O encantamento de Primavesi

1 Ano sem Primavesi

por Virgínia Mendonça Knabben


“O homem é o que o solo faz dele”. Esta frase, escrita por Ana Primavesi e repetida por ela em suas aulas, palestras, cursos e livros, tem origem em uma experiência importante na vida desta grande cientista.
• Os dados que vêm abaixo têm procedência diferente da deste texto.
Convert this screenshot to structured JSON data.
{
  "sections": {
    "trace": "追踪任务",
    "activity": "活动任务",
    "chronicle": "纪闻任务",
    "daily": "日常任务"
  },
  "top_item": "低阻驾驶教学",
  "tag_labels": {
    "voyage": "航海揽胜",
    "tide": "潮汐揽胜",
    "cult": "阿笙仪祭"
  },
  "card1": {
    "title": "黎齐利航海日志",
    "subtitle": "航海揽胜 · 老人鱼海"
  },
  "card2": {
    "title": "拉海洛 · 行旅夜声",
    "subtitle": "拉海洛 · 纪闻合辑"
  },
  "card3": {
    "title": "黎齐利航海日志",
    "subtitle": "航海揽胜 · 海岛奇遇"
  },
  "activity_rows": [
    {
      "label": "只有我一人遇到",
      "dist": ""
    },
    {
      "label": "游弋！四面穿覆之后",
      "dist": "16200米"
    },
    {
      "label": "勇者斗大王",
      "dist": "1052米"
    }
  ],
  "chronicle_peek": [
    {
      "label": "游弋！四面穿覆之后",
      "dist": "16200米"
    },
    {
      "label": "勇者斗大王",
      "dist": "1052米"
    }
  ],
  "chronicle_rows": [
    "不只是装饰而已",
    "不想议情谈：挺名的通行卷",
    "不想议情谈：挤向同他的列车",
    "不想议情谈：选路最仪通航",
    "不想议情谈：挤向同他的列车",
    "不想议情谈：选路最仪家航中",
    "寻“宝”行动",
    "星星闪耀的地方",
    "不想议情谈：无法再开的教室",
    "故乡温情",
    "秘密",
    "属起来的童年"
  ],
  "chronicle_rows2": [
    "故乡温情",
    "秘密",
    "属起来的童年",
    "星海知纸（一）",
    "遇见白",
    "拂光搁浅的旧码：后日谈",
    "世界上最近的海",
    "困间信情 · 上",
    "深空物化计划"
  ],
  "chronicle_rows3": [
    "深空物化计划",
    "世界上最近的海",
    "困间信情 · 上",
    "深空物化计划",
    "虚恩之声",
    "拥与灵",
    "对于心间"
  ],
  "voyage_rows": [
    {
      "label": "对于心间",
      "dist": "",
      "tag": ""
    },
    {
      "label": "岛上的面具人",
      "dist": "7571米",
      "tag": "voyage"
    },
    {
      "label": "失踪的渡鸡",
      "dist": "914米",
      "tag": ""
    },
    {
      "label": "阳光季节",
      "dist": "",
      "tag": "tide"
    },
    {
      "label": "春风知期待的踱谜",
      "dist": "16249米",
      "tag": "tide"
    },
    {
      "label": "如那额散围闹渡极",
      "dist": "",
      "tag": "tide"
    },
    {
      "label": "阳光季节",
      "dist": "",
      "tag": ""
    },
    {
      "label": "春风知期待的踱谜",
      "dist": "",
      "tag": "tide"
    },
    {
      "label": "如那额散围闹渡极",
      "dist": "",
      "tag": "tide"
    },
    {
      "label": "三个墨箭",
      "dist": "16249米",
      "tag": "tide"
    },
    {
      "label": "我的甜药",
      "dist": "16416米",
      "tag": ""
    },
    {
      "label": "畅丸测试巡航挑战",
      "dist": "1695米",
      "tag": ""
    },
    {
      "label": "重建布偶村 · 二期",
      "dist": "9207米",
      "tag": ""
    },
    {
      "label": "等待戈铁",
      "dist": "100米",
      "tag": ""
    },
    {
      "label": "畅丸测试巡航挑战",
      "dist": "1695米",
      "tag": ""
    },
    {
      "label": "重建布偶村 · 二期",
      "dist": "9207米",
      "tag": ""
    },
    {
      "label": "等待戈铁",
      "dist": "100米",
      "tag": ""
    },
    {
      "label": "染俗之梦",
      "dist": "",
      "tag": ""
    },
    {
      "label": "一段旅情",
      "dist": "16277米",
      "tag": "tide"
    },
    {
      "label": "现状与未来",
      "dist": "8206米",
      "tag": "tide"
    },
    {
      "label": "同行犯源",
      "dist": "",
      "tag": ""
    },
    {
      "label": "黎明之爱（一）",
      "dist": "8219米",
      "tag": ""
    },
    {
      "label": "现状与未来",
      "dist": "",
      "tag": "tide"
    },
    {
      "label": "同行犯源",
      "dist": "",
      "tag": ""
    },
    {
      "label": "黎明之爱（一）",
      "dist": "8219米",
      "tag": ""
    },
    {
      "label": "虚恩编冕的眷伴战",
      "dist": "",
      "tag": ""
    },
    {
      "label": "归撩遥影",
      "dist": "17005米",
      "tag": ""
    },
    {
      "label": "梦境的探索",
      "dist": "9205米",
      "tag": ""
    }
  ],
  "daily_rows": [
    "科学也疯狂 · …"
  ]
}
Convidada por uma colega de faculdade a participar de uma excursão com um professor considerado um tanto excêntrico, seguia atrás do grupo ouvindo suas explicações. Johannes Görbing andava pelo campo de cereais e apontava como as plantas se comportavam. Observava as plantas onde adubos tinham sido aplicados e também o aparecimento de várias doenças novas. Como queria saber o porquê das coisas, desenterrava as plantas, um método pouco ortodoxo. E vinha a pergunta: Se o homem ingere tudo por meio das plantas, direta ou indiretamente, por que ele não dá mais importância a elas? E se o homem sofre de problemas de circulação, dos nervos, do coração e de outras coisas, ele não consegue perceber que a origem pode estar numa deficiência do que ele come?

Annemarie (seu nome de solteira) seguia o grupo e sorria. Ela tinha entendido completamente como ele tinha feito aquilo, mas não disse nada. Agora o mundo se abria, um mundo desconhecido e muito rico. Não se podia dar à natureza o que ela necessitava se não a compreendessem. Não era só o entusiasmo que tomava conta da jovem pesquisadora, era o despertar de uma paixão! Tudo era tão simples, tão lógico, e mesmo assim era um segredo para a maioria.

Foi a “Eureka”. A partir dali, Ana Primavesi passa a estudar a interação solo-planta-animais com outro enfoque, e aqui é preciso destacar uma de suas maiores capacidades: a de unir as ciências, de fazê-las integrarem-se na compreensão de que um fator depende do outro, nada acontece isoladamente.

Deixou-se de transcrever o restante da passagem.